The volume of data with the precise level of matching make the study findings much more robust.

"We found people who looked very similar to each other and we were able to observe the outcomes were due to podiatric care rather than something else distorting the data," Dr. Wrobel said. "This is a very strong study as it was conducted in patients already having a foot ulcer and it highlights the podiatrist's role in preventing hospitalizations due to infection and in preventing amputations if a foot ulcer develops."

Diabetic foot complications are the leading cause of non-traumatic lower limb amputation in the U.S., a lapse in prevention that costs an estimated $3 billion per year, according to the Amputee Coalition of America. The Centers for Disease Control estimates that 24 million Americans have diabetes, and 86,000 undergo amputations each year.

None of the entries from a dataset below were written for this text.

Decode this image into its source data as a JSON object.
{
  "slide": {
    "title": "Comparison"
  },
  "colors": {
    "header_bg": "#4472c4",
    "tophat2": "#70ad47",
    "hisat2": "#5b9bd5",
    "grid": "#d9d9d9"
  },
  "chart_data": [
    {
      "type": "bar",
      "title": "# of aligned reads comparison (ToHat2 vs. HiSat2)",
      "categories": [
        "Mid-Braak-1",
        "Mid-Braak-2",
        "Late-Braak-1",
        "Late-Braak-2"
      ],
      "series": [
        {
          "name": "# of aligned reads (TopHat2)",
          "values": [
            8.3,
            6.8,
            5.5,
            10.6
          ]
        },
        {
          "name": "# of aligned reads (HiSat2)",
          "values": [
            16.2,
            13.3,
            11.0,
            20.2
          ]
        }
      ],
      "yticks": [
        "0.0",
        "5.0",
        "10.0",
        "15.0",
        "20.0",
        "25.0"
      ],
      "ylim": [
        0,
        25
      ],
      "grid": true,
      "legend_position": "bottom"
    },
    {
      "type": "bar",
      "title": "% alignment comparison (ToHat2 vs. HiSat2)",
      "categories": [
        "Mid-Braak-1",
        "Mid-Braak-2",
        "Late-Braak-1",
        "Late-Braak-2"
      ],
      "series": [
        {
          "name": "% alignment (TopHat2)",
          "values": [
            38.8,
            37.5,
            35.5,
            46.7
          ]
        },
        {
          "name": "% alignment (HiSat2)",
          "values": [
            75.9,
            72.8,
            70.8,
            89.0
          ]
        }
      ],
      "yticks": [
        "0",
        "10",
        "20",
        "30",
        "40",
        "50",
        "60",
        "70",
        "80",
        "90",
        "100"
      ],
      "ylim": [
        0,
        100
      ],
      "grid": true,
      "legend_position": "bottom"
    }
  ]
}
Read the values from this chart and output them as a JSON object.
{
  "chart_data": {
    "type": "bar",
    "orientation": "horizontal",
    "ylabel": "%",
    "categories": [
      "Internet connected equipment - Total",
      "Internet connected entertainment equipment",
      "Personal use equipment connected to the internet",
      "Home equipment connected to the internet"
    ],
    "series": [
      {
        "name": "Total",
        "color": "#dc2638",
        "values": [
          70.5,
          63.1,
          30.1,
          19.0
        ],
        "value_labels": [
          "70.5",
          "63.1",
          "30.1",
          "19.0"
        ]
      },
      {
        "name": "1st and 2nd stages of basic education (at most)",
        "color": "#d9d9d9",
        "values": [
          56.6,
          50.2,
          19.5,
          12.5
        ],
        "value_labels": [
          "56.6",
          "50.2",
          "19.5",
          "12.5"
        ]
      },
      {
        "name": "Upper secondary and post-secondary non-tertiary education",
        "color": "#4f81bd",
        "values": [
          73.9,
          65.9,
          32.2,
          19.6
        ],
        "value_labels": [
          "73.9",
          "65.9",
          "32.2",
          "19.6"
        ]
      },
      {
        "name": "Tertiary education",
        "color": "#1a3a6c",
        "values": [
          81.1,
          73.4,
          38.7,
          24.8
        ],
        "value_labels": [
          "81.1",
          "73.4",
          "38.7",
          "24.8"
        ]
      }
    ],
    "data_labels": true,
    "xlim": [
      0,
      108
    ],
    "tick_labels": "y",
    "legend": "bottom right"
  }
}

Podiatrists, who must complete four years of medical school and a postdoctoral residency program, are trained to diagnose and treat problems with the feet, which may be the first area to show symptoms of serious conditions like diabetes, arthritis and heart disease. People with diabetes are prone to foot infections and ulcers because of poor circulation and neuropathy, or loss of physical sensation, and podiatrists can spot problems like calluses, blisters or ill-fitting shoes before a hard-to-heal sore develops.

Dr. Wrobel points to the conclusion of the Thomson Reuters study and numerous smaller studies that preceded it that show expert podiatric care cannot only save limbs but possibly save lives, given that after an amputation the five-year survival rate is poorer than with many cancers.

Such studies are also important in designing clinical practice guidelines. In a 2003 paper published in the journal Diabetes Care, Dr. Wrobel looked at diabetes-related foot outcomes at 10 Veterans Affairs medical centers and found a correlation between coordination of preventative foot care and lower amputation rates. In a 2001 study that also appeared in Diabetes Care, he previously found sizeable geographic variations in lower-limb amputation rates among Medicare patients and concluded that keeping or losing a toe, foot or leg depended on "systematic differences in preventative care and treatment decision making."

Dr. Wrobel emphasizes the need for coordinated patient care and communication among health care providers.

"The delivery of health care in this country happens too often in isolated pods - insurance companies, managed care providers, fee-based care," Dr. Wrobel said. "There has been very little patient advocacy. Problems with diabetes are too pervasive for care not to be more coordinated. We're beginning to see it now, bubbling up from patient frustration."

But in 10 states, according to Chad Appel, APMA state advocacy associate, Medicaid programs do not reimburse for podiatric care, including California, Michigan and, effective Oct. 1, Arizona, where indigenous populations suffer higher rates of diabetes and related complications.

"Budgets are hurting and they have to look for somewhere to cut and right now, podiatric are is an optional service under Medicaid," Appel said.

The Thomson Reuters study, which was presented July 17 during the APMA's annual Scientific Meeting in Seattle, adds to the body of evidence that shows that including podiatry in a multidisciplinary, coordinated effort to treat diabetes could prevent up to 50 percent of related amputations and the pain, depression and loss of quality of life that often follow.